Elias B. Chahine

Echinocandins: the newest class of antifungals.

Objective: To review the mechanism of action, antifungal spectrum of activity, pharmacodynamics, pharmacokinetics, clinical efficacy, and safety of the echinocandins. Data Sources: A MEDLINE search (1982–May 2009) was conducted for articles published in the English language using the key words caspofungin, micafungin, anidulafungin, and echinocandins. Study Selection and Data Extraction: Medicinal chemistry, in vitro, and animal studies, as well as human trials were reviewed for information on the pharmacodynamics, pharmacokinetics, efficacy, and safety of each echinocandin. Clinical trials were reviewed and included to compare and contrast the available echinocandins. Data Synthesis: Three echinocandin antifungal agents are currently approved for use in the US: caspofungin, micafungin, and anidulafungin. The echinocandins have a unique mechanism of action, inhibiting β-(1,3)-d-glucan synthase, an enzyme that is necessary for the synthesis of an essential component of the cell wall of several fungi. The echinocandins display fungistatic activity against Aspergillus spp. and fungicidal activity against most Candida spp., including strains that are fluconazole-resistant. The echinocandins have been shown to be efficacious for the treatment of esophageal candidiasis, candidemia, and invasive candidiasis. In addition, caspofungin has demonstrated efficacy as empiric treatment of febrile neutropenia and salvage therapy for the treatment of invasive aspergillosis, and it is the only echinocandin approved for use in pediatric patients.
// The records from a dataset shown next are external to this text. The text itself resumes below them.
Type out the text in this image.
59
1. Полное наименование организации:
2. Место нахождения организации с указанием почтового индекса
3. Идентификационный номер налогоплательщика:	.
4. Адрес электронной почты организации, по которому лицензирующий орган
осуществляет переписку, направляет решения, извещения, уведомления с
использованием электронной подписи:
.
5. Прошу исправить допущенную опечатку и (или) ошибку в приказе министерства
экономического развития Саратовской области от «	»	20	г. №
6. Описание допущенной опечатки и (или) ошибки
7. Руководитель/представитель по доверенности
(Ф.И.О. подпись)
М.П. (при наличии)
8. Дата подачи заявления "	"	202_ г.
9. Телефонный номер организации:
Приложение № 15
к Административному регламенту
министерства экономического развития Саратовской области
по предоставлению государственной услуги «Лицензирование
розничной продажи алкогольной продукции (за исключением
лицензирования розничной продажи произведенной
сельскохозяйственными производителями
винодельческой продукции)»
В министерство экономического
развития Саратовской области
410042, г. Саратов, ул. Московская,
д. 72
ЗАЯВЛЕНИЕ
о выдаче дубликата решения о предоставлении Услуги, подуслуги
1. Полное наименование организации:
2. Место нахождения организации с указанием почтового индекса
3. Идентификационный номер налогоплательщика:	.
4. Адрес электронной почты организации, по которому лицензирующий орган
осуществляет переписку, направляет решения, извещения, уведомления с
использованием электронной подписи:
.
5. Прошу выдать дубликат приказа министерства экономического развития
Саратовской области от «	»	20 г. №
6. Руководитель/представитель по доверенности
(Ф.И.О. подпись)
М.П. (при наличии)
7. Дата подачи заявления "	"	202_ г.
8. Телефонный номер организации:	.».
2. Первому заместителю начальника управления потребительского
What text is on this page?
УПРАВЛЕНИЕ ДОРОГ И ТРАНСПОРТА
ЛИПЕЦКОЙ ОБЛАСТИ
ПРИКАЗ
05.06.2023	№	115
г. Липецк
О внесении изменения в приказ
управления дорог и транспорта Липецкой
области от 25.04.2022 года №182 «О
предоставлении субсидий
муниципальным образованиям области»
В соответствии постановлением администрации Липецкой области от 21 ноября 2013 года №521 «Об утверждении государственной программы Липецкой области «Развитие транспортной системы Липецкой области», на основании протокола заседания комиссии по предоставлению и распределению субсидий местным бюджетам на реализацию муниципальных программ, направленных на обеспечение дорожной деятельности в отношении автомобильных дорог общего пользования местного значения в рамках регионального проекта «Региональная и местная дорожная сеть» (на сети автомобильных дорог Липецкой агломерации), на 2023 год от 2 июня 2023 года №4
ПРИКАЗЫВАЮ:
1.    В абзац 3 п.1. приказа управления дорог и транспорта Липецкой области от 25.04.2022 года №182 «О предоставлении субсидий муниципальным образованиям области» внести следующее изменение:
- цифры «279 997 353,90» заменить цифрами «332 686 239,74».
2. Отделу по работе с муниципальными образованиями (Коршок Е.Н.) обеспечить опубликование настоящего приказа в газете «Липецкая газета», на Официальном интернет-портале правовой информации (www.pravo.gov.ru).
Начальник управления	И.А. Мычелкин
Micafungin is the only echinocandin approved for use as prophylaxis against Candida infections in patients undergoing hematopoietic stem cell transplantation. Overall, resistance to echinocandins is still rare, and all agents are well tolerated, with similar adverse effect profiles and few drug–drug interactions. Conclusions: Echinocandins, the newest addition to the arsenal of antifungals, offer potential advantages over other classes of agents. Clinicians should assess their distinguishing characteristics, including route of metabolism, drug interaction profile, and approved indications for use, when determining which agent to include on a formulary.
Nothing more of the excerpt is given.